The ocular response to viral infections is mediated mainly by the cellular immune system. Zheng et al.15 first inoculated rabbit eyes with an inactivated HSV, and then infected intracamerally with live HSV. They observed corneal endotheliitis and suspected anterior chamber-associated immune deviation in its pathogenesis. Accordingly, suppression of cellular immunity and T-cell-mediated delayed-type hypersensitivity results in loss of the antiviral protection, and the endothelial cells are damaged by the virus.15 Similarly, Koizumi et al.7 also reported that anterior chamber-associated immune deviation may play a role in CMV reactivation.
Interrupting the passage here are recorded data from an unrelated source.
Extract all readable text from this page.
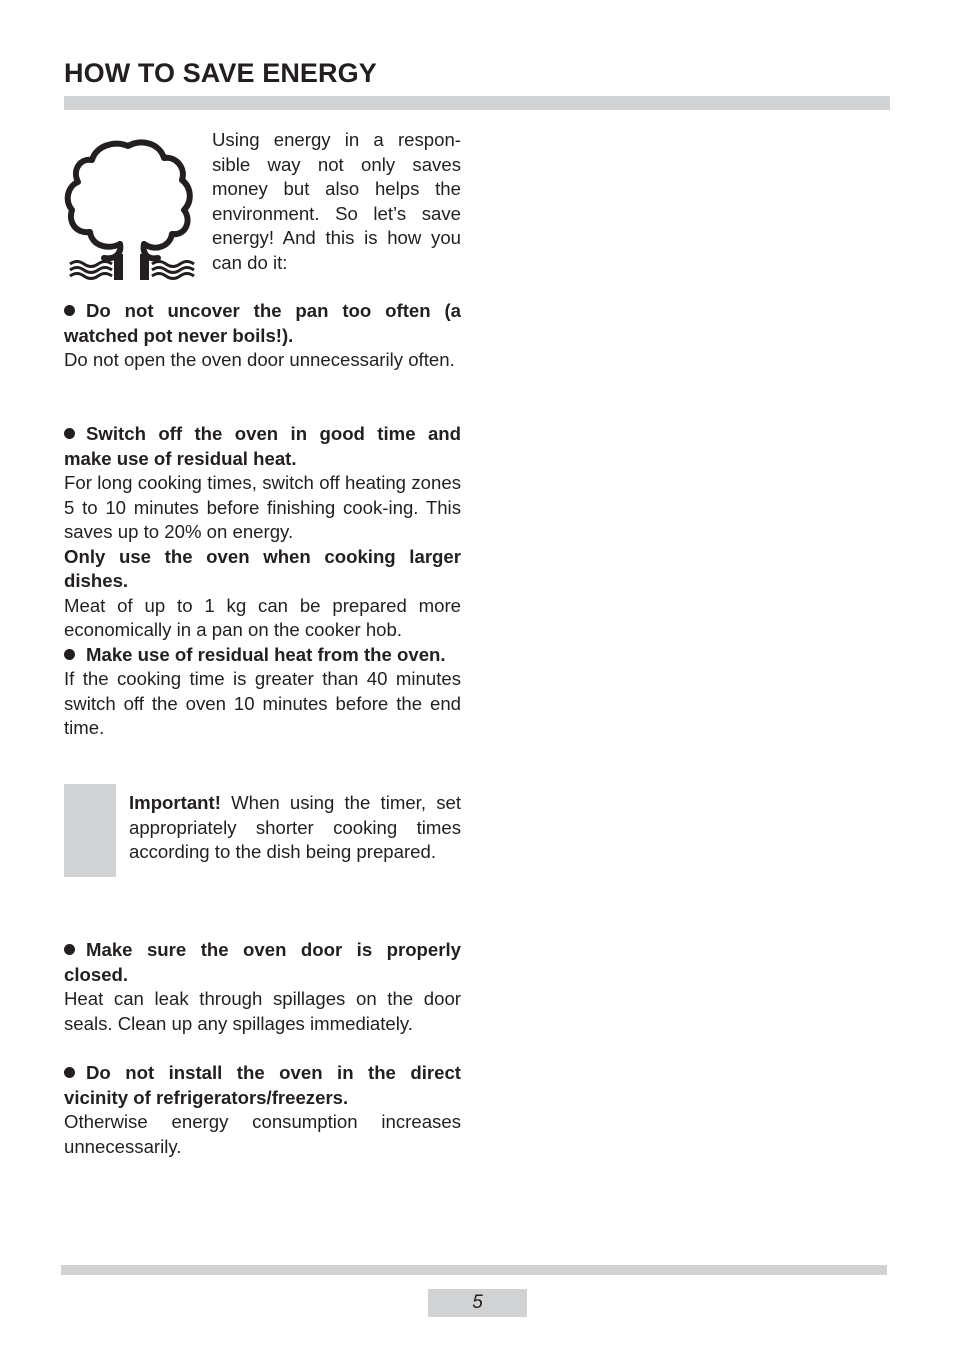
HOW TO SAVE ENERGY

Using energy in a respon-sible way not only saves money but also helps the environment. So let’s save energy! And this is how you can do it:

Do not uncover the pan too often (a watched pot never boils!).

Do not open the oven door unnecessarily often.

Switch off the oven in good time and make use of residual heat.

For long cooking times, switch off heating zones 5 to 10 minutes before finishing cook-ing. This saves up to 20% on energy.

Only use the oven when cooking larger dishes.

Meat of up to 1 kg can be prepared more economically in a pan on the cooker hob.

Make use of residual heat from the oven.

If the cooking time is greater than 40 minutes switch off the oven 10 minutes before the end time.

Important! When using the timer, set appropriately shorter cooking times according to the dish being prepared.

Make sure the oven door is properly closed.

Heat can leak through spillages on the door seals. Clean up any spillages immediately.

Do not install the oven in the direct vicinity of refrigerators/freezers.

Otherwise energy consumption increases unnecessarily.

5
The reason for CMV reactivation in the anterior chamber can be local and/or systemic immunosuppressive therapy.1,6 Our patient also developed CMV endotheliitis after immunosuppressive therapy. In the literature, topical steroid use has been reported in 96% of patients with CMV endotheliitis, suggesting that local immunosuppression may also trigger CMV reactivation.1
In conclusion, CMV-associated corneal endotheliitis can occur in healthy individuals without systemic symptoms due to viral reactivation. In keratouveitis patients with corneal edema, coin-shaped KPs, and elevated IOP, CMV should be considered as a potential cause of viral endotheliitis in addition to HSVs and VZV. The isolation of viral DNA by PCR is very useful in differential diagnosis, and ganciclovir therapy should be initiated without delay.